Tandis qu'il rangeait son arme à sa ceinture, il remarqua une étiquette attachée à la base de la coupe. Il la retourna et ce qu'il y lut, lui glaça le sang.

Pour Albus Potter.

— ALBUS! cria Liam.

Il perçut des pas précipités dans l'escalier, puis dans le couloir.

— Tu as trouvé quelque chose? s'exclama-t'il en passant l'entrée.

Il s'arrêta soudain.

— Tu as senti? demanda-t'il.

— Quoi?

— Il y a de la magie ici. Sur la porte…, dit-il en passant sa main sur le panneau de bois.
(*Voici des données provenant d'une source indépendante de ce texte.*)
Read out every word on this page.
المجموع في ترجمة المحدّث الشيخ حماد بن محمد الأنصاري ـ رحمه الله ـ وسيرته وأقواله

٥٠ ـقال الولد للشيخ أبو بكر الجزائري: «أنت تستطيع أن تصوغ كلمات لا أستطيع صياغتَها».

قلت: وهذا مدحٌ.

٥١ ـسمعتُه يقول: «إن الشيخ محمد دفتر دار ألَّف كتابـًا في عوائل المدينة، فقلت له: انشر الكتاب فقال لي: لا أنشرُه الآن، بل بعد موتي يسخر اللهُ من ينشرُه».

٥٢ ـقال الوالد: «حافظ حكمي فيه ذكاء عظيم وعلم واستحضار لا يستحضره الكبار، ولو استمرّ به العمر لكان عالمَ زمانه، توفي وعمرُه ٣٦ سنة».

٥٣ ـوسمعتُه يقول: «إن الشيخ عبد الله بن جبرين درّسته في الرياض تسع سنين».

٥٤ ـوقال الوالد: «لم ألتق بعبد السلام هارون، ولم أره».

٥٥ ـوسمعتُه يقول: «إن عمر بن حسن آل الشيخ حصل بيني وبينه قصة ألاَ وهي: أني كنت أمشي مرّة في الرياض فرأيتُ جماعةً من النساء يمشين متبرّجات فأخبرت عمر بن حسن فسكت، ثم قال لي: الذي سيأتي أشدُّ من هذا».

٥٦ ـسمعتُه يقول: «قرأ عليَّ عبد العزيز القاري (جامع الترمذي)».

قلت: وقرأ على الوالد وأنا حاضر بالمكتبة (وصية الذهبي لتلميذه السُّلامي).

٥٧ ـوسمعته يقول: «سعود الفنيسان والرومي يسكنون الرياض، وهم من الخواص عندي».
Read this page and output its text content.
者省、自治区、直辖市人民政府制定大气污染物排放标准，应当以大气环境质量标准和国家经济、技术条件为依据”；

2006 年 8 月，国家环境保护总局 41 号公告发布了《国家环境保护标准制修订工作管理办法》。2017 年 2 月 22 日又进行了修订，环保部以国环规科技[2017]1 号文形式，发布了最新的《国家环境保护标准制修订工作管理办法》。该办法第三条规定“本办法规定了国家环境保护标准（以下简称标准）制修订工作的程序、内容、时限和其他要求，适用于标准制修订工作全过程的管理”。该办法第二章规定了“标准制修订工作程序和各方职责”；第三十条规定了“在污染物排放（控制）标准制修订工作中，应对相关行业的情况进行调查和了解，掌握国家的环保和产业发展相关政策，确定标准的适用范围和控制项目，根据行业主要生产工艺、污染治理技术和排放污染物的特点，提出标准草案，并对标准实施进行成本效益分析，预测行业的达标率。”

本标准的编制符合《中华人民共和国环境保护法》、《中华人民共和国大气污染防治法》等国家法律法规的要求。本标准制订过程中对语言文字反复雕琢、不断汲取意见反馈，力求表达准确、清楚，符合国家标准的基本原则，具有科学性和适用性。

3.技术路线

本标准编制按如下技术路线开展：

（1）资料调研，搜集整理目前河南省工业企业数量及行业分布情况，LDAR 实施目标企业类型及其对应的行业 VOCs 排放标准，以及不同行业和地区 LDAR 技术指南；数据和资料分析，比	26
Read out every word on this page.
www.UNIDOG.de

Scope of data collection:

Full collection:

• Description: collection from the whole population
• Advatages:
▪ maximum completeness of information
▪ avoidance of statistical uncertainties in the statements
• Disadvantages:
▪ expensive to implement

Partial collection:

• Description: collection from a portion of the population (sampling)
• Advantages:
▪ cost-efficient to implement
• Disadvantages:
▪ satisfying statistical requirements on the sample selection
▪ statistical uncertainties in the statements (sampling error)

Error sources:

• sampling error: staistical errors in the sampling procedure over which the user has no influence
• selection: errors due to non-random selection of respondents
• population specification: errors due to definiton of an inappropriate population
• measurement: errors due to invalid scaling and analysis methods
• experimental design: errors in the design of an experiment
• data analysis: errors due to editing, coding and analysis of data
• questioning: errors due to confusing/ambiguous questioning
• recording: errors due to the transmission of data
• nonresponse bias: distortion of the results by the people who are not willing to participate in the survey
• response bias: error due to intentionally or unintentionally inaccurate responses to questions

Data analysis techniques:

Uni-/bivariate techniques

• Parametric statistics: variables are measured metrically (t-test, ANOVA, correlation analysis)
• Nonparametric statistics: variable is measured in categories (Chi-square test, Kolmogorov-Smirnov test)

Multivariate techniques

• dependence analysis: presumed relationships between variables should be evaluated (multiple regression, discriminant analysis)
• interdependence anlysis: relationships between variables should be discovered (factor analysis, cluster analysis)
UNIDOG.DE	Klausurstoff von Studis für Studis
La pièce est protégée d'un sort.

— Ça explique l'état de la chambre, comprit Liam.

— Il n'y a qu'un sorcier qui peut entrer ici.

— Et je sais lequel…

Albus entra, intrigué et Liam lui montra l'étiquette sur le carton.

— Comment…?

— Tu avais raison, dit Liam. Excuse-moi d'avoir douté de toi.

— C'est une pensine, dit Albus, le regard fixé sur la coupe.

La surface miroitait comme un lac sous la lumière de la lune. Des filaments blanchâtres nageaient tels des têtards au fond du liquide.

— Il y a des souvenirs, là-dedans, remarqua Albus.

— Je ne sais pas si c'est une bonne idée que tu y ailles, fit Liam en grimaçant.

— Je n'ai pas vraiment le choix.

Il hésita, la tête penchée sur la pensine dont le liquide tournoyait de plus belle. Albus accorda un dernier regard inquiet à Liam qui avait l'air aussi préoccupé que lui. Le coeur d'Albus battait furieusement dans sa poitrine. Il avait peur, peur de cette invitation moqueuse, peur de ce qu'il allait découvrir dans ces souvenirs inconnus, peur de comprendre enfin toute la vérité. Mais il le fallait. Il ne pouvait plus faire marche arrière. Il le devait pour les hommes et les femmes qui risquaient leur vie en ce moment pour tous les sauver.

Albus prit une grande inspiration. Puis, il plongea la tête dans la pensine.